Aprueba la devolución anticipada de 14.100 millones por parte del Gobierno de Passos Coelho, que mantiene su distanciamiento con Tsipras y Varoufakis

Christine Lagarde en la conferencia de prensa del lunes.
Christine Lagarde en la conferencia de prensa del lunes. AFP

Chico bueno y chico malo. La directora general del FMI, Christine Lagarde, repartió premios y cachetes tras la reunión de los ministros de finanzas europeos, el lunes. Por un lado la discreción y frialdad de la titular portuguesa, Maria Luís Albuquerque, y por el otro, la actitud retadora del griego Yanis Varoufakis.. A la primera se le aceptó que devolviera anticipadamente 14.100 millones de euros prestados, al otro se le dió un ultimátum de cuatro días.

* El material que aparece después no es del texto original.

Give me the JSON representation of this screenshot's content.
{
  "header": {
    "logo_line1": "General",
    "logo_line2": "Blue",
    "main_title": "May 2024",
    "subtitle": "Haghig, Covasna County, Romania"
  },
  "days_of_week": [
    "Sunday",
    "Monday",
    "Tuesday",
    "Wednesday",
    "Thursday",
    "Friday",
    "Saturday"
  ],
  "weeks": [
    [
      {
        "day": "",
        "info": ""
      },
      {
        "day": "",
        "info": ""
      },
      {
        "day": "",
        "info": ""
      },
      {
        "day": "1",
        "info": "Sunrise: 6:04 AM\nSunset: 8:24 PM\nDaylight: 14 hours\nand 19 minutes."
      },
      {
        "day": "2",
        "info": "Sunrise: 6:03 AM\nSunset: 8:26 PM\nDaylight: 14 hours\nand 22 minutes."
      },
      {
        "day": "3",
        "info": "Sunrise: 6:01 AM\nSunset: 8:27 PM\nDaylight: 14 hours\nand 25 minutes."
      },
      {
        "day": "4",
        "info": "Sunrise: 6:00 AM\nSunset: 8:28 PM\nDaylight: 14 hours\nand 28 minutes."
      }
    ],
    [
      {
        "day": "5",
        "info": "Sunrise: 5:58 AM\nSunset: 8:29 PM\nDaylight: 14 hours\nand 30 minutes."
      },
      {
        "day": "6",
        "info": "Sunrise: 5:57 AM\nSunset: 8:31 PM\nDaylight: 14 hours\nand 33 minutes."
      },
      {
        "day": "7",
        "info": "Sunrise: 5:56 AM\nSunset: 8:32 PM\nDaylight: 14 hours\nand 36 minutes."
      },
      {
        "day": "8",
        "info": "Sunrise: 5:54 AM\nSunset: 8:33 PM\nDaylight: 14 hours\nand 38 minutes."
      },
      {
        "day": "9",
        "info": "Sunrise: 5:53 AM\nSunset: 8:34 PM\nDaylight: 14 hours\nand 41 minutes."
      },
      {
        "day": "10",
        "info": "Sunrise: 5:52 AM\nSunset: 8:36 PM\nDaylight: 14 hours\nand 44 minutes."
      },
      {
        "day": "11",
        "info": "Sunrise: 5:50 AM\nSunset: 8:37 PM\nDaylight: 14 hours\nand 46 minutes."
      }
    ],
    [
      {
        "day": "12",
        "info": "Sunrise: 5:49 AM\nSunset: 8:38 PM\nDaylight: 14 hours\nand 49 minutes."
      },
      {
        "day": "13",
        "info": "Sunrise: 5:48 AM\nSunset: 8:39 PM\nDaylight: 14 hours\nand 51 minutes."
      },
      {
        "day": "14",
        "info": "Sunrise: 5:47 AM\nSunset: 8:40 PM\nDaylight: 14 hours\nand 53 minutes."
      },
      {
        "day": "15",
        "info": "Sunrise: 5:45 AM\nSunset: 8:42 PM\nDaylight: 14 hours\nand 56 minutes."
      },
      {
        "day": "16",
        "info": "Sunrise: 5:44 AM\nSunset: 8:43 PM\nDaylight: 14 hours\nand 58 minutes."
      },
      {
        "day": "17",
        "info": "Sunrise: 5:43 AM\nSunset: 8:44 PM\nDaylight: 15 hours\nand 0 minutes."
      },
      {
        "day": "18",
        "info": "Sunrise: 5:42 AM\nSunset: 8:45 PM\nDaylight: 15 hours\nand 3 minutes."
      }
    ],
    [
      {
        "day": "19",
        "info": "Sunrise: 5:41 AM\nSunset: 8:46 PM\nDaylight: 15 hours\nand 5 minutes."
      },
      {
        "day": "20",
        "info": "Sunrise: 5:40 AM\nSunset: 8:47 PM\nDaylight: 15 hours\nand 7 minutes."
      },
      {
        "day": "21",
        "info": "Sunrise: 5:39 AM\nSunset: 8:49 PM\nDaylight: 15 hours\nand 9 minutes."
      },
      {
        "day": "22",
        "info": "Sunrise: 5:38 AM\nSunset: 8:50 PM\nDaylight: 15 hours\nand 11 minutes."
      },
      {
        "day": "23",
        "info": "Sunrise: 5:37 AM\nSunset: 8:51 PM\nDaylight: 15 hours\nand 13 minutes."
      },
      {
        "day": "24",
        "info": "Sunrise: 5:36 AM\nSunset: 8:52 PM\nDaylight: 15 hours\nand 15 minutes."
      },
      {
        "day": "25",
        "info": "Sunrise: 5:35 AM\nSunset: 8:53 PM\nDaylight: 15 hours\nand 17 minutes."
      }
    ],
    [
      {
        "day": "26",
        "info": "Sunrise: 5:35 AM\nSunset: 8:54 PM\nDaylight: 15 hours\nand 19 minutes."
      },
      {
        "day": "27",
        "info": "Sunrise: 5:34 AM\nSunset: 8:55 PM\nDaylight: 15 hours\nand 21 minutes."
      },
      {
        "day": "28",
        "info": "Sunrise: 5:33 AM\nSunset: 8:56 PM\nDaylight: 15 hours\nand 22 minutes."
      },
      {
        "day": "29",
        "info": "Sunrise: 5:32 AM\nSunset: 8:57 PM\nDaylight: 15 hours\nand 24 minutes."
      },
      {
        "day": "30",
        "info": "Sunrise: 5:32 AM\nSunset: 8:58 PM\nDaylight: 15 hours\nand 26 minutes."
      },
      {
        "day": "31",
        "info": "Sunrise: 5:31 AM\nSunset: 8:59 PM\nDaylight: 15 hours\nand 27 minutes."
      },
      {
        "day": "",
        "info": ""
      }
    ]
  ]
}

Lagarde y el comisario europeo Pierre Moscovici mostraron a Portugal como un buen ejemplo de aplicación de las medidas negociadas con la troika (BCE, CE y FMI) y por eso han aceptado un programa de devolución anticipada de 14.100 millones de euros en los próximos dos años y medio, que permitirán a Portugal ahorrarse 500 millones de euros en intereses, según Moscovici, aunque Luís Albuquerque no ha cuantificado el ahorro.

La autorización del Eurogrupo es un trámite preceptivo, pues a la ahora de acudir a los préstamos de la troika el país se compromete a pagar a todos los acreedores a la vez, cuando en esta ocasión el pago será solo para parte de los empréstitos de FMI.

De los 78.000 millones que pidió Portugal a la troika (la cuarta parte que Grecia, aunque el país luso solo tiene medio millón menos de habitantes), 26.350 fueron prestados por el FMI.

Pero el adelanto del pago no es solo una medida de tintes financieros, también el Gobierno de Portugal quiere mostrar una posición de fortaleza económica y de distanciamiento sobre la situación de Grecia, sobre todo cuando el ministro de finanzas Yanis Varoufakis se empeña en ligar en su discurso continuamente a su país con el de Portugal, lo que, cuando menos, irrita a la coalición portuguesa gobernante

El primer ministro portugués Pedro Passos Coelho no solo no ha hecho piña con Grecia, sino que se ha mostrado absolutamente opuesto a cualquier reunión europea para tratar el problema de la deuda griega, incluso ha ido más allá al recordar a los críticos de su país -toda la oposición y hasta algún correligionario- que Portugal ha sido, proporcionalmente al número de habitantes, el país que más dinero ha prestado a Grecia y en condiciones más ventajosas que las que tuvo Portugal.

Las palabras de Coelho no han acallado a la oposición, al que califican de "intransigente", en un escenario que ya se ha convertido de precampaña electoral y que, de momento, los aires de Syriza van favoreciendo al Partido Socialista Portugués (PSP), quizás el único partido socialista europeo que no sufre con esos movimientos -"nosotros no somos el PASOK", dijo su líder António Costa de su colega griego. En el último sondeo, el PSP obtiene el 38% de intención de voto, por el 26,7% del PSD de Passos Coelho. Los teóricos correligionarios de Syriza y Podemos como Bloco de Esquerda (BE) y Tempo de Avançar, apenas superan el 6% en conjunto.